Monday 8 July 2013

16 YEAR OLD NIGERIAN CANADIAN GIRL NAMED EBONY OSHUNDARE PRODUCED A TRACK ON JAY-Z'S NEW ALBUM.


A 16 year old Nigerian Canadian girl named Ebony Oshunrinde produced a track on Jay-Z’s new album, Magna Carta Holy Grail. Ebony, known also as Wondagurl, got the call from Jay Z after meeting one of his friends who passed her beat to the rap mogul. Ebony is credited as a producer in one of Jay Z’s songs titled ‘Crown’ in the new album. The 12th grader said “It’s a really good feeling. I want to show young people that they can do it.”
Her story is inspiring and impressive: after watching a video of Jay-Z and Timbaland working in the studio together at age 9, she began to download music software and teach herself how to use it by watching YouTube tutorials. “I wanted to do the exact same thing that [Jay-Z] did,” she recently told the Star. When she was 14, she made it to the quarter-finals of Toronto’s Battle of the Beatmakers. She won the title the following year, because she is incredible, and went on to sign an exclusive management deal with Black Box.
According to Ian Stanger, a representative with Black Box, “It’s amazing to see somebody with that much talent working as hard as she can to make the most of it at such a young age. It’s her work that people should be paying attention to, not the fact that’s she 16.”
And her work is exactly what people have started to pay attention to. Earlier this year, Oshunrinde sent the beat to her friend Travis Scott, a young rapper and producer. He happened to be in the studio with Jay-Z when he received it – and when he told her that the cut had made it to the album, she thought he was joking.
“Usually that kind of thing doesn’t happen to 16-year-olds,” she explains. No, Ebony, it usually does not.
It was her work on “Uptown” that caught Hov’s ear and he snapped up the hazy, loping trap beat that WondaGurl programmed for “Crown,” which sits alongside production by Scott, The-Dream, Boi 1da, Pharell Williams, Hit-Boy, Mike WiLL, and her first hero, Timbaland, among others.

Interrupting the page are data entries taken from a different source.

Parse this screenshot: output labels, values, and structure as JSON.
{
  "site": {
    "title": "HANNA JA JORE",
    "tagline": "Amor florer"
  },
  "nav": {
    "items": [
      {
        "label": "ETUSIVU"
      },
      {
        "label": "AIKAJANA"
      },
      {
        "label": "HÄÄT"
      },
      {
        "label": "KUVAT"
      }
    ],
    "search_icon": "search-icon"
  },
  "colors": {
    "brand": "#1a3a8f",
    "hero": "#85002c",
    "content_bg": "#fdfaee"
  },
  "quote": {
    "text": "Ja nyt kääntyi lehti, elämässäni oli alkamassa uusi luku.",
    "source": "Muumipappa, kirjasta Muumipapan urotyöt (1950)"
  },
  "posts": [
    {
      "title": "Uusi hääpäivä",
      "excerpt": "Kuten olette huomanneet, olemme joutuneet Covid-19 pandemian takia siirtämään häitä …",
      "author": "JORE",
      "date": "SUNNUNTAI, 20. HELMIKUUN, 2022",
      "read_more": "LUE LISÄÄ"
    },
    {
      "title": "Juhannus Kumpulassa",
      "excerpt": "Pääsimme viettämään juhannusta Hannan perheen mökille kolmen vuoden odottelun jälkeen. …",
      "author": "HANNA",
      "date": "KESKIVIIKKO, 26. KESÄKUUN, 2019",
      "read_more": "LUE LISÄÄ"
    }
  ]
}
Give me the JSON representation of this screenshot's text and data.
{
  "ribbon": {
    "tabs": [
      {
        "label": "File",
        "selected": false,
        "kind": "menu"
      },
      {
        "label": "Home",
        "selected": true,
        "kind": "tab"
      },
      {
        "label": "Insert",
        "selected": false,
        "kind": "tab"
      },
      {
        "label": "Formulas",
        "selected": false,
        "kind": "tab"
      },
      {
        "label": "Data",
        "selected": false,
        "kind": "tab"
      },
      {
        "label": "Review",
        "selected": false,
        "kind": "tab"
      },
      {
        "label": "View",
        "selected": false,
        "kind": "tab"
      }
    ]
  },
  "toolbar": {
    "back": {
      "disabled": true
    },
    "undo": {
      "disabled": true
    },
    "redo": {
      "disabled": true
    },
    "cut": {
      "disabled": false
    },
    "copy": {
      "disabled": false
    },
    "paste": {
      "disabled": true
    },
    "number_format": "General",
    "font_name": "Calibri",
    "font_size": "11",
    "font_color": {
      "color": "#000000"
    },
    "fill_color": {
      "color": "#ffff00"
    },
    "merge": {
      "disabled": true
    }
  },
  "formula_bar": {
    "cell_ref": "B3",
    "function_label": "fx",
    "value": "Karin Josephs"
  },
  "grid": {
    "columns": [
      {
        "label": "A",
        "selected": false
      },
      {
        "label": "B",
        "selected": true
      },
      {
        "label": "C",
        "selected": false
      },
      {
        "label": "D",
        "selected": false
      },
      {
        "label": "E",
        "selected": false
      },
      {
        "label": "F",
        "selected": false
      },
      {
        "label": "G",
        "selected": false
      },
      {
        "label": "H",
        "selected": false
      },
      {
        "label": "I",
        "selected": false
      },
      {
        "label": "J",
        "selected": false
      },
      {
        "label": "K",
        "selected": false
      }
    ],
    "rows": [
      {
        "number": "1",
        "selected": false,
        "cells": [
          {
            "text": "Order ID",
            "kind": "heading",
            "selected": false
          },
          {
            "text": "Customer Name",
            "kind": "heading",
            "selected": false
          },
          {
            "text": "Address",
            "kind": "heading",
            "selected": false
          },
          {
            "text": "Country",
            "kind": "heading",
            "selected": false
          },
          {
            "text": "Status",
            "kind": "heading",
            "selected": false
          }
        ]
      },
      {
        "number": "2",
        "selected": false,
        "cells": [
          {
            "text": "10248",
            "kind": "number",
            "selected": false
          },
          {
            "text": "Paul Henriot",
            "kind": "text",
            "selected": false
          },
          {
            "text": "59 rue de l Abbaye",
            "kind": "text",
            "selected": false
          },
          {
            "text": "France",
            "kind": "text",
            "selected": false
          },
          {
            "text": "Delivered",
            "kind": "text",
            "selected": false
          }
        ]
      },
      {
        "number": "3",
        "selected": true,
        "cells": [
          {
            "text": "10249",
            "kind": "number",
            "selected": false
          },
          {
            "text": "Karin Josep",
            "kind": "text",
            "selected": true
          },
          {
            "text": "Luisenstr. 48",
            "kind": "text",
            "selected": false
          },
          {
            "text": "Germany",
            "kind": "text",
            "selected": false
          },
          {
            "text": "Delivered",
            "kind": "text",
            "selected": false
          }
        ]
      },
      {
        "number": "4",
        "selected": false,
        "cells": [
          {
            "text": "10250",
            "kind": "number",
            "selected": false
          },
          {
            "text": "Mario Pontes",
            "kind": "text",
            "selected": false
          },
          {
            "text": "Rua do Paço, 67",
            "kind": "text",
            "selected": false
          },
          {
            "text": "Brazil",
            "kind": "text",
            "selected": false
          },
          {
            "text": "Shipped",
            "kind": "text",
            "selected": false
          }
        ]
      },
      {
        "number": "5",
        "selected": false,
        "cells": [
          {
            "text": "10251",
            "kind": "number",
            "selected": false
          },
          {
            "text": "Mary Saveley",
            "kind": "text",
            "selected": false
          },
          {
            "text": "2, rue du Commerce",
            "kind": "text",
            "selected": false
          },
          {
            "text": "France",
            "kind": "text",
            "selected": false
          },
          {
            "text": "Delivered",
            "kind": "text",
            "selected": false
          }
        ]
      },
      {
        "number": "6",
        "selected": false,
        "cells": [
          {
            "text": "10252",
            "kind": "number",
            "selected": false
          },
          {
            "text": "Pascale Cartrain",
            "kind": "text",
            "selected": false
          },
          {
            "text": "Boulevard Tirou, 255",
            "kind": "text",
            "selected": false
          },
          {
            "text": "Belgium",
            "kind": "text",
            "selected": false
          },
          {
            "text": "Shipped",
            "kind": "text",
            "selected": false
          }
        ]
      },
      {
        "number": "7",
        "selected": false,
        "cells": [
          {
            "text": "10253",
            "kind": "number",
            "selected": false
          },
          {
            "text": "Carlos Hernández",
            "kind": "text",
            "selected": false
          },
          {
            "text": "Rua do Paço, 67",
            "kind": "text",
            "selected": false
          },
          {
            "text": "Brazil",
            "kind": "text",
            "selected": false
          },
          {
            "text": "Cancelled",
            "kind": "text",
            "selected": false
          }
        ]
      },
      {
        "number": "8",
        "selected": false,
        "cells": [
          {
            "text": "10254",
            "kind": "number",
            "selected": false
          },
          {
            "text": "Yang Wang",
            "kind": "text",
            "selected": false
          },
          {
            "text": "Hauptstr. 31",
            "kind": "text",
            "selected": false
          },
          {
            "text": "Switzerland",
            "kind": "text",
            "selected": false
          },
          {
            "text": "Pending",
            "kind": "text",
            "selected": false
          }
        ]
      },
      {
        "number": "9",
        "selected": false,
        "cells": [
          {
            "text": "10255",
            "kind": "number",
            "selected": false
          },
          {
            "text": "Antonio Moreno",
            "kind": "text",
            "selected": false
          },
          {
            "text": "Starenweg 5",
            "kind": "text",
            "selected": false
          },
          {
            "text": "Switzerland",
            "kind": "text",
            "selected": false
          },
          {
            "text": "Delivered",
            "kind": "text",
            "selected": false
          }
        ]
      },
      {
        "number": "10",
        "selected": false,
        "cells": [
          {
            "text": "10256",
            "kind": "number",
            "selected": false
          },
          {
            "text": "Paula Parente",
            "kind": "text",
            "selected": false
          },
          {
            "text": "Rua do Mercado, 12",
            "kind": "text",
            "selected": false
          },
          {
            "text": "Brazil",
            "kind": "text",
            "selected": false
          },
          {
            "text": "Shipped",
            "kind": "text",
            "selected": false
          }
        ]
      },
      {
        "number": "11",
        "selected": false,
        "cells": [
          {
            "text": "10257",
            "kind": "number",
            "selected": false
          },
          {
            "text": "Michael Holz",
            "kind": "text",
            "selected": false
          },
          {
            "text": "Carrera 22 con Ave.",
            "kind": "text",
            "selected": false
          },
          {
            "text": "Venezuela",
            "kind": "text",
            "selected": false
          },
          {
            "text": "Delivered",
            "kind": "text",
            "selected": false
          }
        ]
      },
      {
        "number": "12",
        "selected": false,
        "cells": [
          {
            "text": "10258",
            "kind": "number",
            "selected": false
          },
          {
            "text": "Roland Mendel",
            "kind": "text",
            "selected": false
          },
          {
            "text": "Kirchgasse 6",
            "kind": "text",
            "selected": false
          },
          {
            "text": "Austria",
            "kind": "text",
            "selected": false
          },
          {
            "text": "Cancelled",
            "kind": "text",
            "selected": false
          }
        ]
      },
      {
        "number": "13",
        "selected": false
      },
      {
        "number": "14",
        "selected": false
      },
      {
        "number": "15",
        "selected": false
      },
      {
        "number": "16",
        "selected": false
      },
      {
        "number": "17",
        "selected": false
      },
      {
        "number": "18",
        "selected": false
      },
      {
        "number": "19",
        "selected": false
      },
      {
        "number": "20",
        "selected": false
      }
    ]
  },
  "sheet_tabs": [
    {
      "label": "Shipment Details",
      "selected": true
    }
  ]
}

“I made a beat and sent it to Travi$ Scott and he said he was gonna do some stuff with it,” Oshunrinde recalls. “A few days later he texted me and said he was about to change my life but he wouldn’t tell me what he was talking about. Then he called me and told me I was officially on Jay-Z’s album.”
Oshunrinde says that, as a fan of Jay-Z and the people involved on the record, the placement means a lot to her. She had no real intention when making the beat; she had a sample for Sizzla’s “Solid As A Rock” and applied it to her aesthetic, which she describes as “trap/hip-hop-type beats but, like, hard.”
“A lot of people are making trap and it’s,like a little bit of that with real hip-hop mixed into one beat,” she elaborates.
Has she spent much time listening to the much-discussed production on “Yeezus” by Kanye West? Does she look up to him, as an artist and producer?
“It’s really different; I like it though,” she says. “As a producer yes, but not so much as an artist. I want to work with him, though,” WondaGurl catches herself.
All of this stems from a childhood spent watching YouTube videos of Timbaland working in the studio. In fact, Oshunrinde says her entire musical education derives from watching YouTube and just trying things out on keyboards and computers supplied by her aunt and other family members, who have been very supportive of her dreams (“I want to win a Grammy,” she says in a matter-of-fact way).